10 Responses to Early Risers

  1. Ooo I could see them, those precious little hoops of an emerging seedling. Hopefully your peppers will be fast germinators and will put in an appearance in a few more days 🙂

  2. farmerkhaiti says:

    YAY!!!! Love those little shapes of tomato sproutings! And when they grow up, that tomato plant smell- ahh my favorite!

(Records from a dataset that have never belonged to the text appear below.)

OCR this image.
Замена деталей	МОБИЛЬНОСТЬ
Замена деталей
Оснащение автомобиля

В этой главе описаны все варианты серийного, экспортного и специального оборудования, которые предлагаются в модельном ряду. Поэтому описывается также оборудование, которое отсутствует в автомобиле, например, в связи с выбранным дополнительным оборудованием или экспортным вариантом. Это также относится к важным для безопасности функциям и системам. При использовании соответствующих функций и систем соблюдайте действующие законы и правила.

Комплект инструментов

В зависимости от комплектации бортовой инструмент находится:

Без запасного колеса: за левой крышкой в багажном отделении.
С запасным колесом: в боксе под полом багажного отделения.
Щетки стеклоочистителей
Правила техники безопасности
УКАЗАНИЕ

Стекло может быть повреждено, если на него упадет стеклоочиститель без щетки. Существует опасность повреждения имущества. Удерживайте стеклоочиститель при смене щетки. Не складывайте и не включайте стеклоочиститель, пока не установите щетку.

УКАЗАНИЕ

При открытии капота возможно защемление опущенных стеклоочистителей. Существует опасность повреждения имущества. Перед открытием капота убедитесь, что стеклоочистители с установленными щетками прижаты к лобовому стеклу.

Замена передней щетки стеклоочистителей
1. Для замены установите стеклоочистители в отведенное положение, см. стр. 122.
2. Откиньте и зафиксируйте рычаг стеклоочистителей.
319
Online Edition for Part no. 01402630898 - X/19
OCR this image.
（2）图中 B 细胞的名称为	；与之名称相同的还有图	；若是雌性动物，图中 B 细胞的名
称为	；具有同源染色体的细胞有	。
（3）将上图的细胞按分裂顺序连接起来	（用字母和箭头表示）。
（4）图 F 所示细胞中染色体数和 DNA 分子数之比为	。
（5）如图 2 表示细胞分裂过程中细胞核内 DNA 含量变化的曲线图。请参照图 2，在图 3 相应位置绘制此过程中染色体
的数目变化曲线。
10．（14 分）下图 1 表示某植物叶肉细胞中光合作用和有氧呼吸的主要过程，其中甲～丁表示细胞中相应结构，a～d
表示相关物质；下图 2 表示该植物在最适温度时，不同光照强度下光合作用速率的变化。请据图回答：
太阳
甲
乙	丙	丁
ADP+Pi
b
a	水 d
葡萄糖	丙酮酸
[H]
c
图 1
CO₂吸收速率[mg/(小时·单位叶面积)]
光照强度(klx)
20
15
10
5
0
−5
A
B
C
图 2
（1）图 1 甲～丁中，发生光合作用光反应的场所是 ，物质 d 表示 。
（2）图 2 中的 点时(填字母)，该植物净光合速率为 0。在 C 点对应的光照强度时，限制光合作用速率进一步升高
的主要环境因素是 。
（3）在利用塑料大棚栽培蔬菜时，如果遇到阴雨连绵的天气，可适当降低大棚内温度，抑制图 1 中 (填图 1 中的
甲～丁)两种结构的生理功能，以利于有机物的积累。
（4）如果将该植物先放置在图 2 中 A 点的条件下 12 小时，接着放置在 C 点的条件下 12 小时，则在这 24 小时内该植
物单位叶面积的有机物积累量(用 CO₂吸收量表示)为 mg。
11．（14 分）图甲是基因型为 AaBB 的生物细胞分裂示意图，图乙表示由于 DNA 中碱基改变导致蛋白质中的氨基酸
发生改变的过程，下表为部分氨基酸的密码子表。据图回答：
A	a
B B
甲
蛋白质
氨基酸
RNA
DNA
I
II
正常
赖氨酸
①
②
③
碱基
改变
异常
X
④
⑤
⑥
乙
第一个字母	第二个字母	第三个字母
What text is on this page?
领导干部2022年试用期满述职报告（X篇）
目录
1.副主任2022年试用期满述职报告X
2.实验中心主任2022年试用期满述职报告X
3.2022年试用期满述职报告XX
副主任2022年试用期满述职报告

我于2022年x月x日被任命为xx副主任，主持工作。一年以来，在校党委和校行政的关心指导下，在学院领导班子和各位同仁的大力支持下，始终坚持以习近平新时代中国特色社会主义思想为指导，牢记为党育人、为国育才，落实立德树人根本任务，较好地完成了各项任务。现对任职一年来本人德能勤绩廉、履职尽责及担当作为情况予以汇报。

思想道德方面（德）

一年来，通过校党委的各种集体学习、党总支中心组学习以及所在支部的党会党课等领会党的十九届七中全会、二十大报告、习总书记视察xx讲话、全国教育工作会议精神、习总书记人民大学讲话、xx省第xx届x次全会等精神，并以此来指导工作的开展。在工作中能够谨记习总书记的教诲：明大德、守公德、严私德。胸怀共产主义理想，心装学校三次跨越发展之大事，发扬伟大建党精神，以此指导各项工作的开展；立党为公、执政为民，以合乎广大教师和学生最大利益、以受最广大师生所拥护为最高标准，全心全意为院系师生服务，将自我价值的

    • It is a VERY distinct smell. I did a “tomato jungle” approach last year and after a while I began to hate the tomato plant smell because it made me think of having to hunt down my tomatoes every day. I’m going for the trellis, single stem approach this year.

  3. FreeRangeCow says:

    Yay! That means you’ll get robust reds friends, I know it!

  4. Jen Gardener says:

    Yay, they came! See, patience is a virtue.

  5. nebraskadave says:

    Jones, I’m with you. Seeds take way too long to sprout. Mine reside in the basement on the heat mat covered with plastic wrap to keep the soil from drying out but as of yet there’s no sign of life. Onions are what I planted a couple days ago. The package says two weeks to germinate. Good gracious, that seems like a long time when waiting. I’m hoping the heat mat will encourage them to sprout a little sooner than that.

    It’s a bit too soon for tomatoes and peppers here in Nebraska. I will start them in March as the last frost day is May 15th. Many folks have tried to plant tomatoes in the ground earlier but I don’t think it really matters to try that as the ground itself is not warm enough for the tomatoes to start growing toward maturity. They can be covered to keep from freezing on those last couple frosty nights but over all those early planted tomatoes don’t really produce all that much earlier than those planted later. I’d rather spend my time doing other things than trying to keep tomatoes alive that shouldn’t be planted yet.

    Have a great seed starting day.

    • Normally our frost date is April 1st, but this winter has been pretty warm so far. I have already been leaving some of my spring plants outside overnight. This weekend it is supposed to cool down a bit, but no hard frosts. It’s like a non-winter for us.

      When I checked on the blocks last night and this morning there was one little Anaheim pepper loop coming up. Wahoo!